The market tour was great, and worth doing on its own. Our chef took us through all of the aisles, pointing out all of the different fruits, vegetables, meat and seafood on offer. They had four different types of eggplant, and a different word for each of them. Our food vocabulary felt quite limited at that point.
We saw frogs’ legs, live fish, cows’ heads, chicken feet, and everything else you can imagine. I was surprised to see the sellers crouched on top of the waist high tables; in wet markets in KL they stand behind their tables. We wandered down the street towards the guesthouse where the cooking class would take place, looking at all the food sold in the street: snails with chili and garlic, banana fritters (so good!), and fresh sugarcane juice (not as sweet as you’d expect).
The dishes that our chef had selected were the two dishes I’d been hoping to learn how to make: banana flower salad and fish amok (a non-spicy curry dish). We had a great time, chatting and chopping away. It’s definitely a prep-intensive cuisine, and we did everything the hard way in a mortar and pestle. I asked if we could use a blender at home, and the answer was yes, but it will taste different! Not as much sweat is what I think was meant, and I guess I’ll have to get a mortar and pestle.
The end result was delicious, and we dined on the floor in the traditional style. They did talk me into buying a pyramid shaped rice mold, so I can recreate some shred of elegance for Grant, even if his meals aren’t as finely prepared. I’ve got to find a cooking class in KL to try out next!
Angkor Archaeological Park
I had wanted to see the temples of Angkor since we visited Ayutthaya in Thailand and learned that they had drawn their inspiration from Angkor. We visited over 20 temples on our three day pass, and were awed by the experience. I could post hundreds of photos (literally), but I am trying to exercise a little restraint here. Seriously, it’s hard to do! I’ll highlight a few of our favorites, and then you poor friends (or fools) who ask to see more photos will have to suffer through a longer version some time in the future.
One of the big surprises for us on this trip was how much you interact directly with the temples. The shallow but steep staircases that would be roped off for everyone’s safety back home are open for exploration and you can climb up and down to your heart’s content. There are signs that caution you not to touch the carvings, although that didn’t stop some people that we saw and one can only hope that the horde of tourists are not causing too much wear and tear on the temples.
The other pleasant surprise was in the volume of tourists. This is the high season, since the weather is cool and dry in Cambodia, and we’d been warned to expect the area to be packed. The most popular temples were more crowded, but even at Angkor Wat you could find areas where you’d be the only one in sight. I had thought we would be elbow to elbow, but we were happy to be sharing most of the temples with only a few others.
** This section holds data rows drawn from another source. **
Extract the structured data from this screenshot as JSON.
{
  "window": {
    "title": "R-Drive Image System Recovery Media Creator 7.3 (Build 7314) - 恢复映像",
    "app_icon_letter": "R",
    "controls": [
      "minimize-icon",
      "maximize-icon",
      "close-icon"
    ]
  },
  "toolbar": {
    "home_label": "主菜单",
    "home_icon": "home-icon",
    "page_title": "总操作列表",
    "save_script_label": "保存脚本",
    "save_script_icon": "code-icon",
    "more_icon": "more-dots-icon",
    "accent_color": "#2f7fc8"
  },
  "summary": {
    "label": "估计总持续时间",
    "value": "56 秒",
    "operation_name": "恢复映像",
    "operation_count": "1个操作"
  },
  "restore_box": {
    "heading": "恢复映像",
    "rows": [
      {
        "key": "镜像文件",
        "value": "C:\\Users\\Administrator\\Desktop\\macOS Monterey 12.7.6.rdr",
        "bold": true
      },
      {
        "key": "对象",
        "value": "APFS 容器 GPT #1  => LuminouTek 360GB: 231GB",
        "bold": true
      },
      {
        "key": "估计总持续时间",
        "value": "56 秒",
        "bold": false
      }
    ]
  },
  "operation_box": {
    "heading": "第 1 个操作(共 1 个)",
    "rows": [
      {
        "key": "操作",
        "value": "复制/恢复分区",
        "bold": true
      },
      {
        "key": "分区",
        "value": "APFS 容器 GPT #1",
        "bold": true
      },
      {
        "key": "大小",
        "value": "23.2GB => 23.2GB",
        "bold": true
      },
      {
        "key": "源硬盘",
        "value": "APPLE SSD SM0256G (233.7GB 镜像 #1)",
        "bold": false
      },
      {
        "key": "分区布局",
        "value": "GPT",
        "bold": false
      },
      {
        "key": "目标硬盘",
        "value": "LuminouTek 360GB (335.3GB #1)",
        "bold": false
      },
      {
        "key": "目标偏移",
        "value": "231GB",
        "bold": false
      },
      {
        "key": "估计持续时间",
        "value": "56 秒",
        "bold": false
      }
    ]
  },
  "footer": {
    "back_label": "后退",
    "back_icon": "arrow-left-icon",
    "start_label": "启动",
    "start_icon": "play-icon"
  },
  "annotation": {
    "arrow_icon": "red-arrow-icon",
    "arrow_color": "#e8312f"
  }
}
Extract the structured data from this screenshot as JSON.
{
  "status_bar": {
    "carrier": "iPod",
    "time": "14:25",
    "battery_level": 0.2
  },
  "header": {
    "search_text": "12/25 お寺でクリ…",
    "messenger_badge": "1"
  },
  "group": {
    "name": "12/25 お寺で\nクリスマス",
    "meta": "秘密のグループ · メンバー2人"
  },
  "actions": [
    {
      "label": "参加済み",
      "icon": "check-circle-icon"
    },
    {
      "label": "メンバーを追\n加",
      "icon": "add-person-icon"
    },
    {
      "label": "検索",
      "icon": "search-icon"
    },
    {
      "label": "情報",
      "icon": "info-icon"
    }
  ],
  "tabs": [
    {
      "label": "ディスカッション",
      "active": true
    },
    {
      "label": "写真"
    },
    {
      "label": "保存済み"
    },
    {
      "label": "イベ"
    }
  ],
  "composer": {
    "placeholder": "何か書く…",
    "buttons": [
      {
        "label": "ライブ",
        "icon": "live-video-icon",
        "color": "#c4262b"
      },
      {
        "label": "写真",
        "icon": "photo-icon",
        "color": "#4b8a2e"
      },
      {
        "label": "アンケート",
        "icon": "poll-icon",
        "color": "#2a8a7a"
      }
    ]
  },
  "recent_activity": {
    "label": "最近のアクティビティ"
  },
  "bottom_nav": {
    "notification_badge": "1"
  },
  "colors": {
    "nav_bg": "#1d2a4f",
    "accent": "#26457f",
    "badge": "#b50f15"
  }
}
Putting this in context: The Khmer Empire was the major power in Southeast Asia for five centuries, and Angkor was its capital. From the 9th through 13th centuries, the succession of Khmer kings built temples to glorify their gods and themselves. Thinking in terms of other buildings in the world, this building period would overlap with Chichen Itza and the Maya-Toltec civilization (10th- 15th centuries), the completion of Westminster Abbey (1065), and the beginning of the construction of Notre Dame (1163).
Hinduism dominated in the Khmer Empire until the end of the 12th century, when Mahayana Buddhism gained favor. Hindu imagery is the main focus of the carvings, and you’ll find Vishnu in his many forms (including scenes from the Ramayana), Shiva or lingas (a pillar of stone representing a phallus or the essence of Shiva), and lots of dancing apsaras (celestial nymphs) and nagas (multi-headed snakes). The temples themselves are constructed to represent the universe: the central tower represents Mount Meru, the enclosures are the mountains around it, and the moat that usually surrounded the temple is the primordial ocean.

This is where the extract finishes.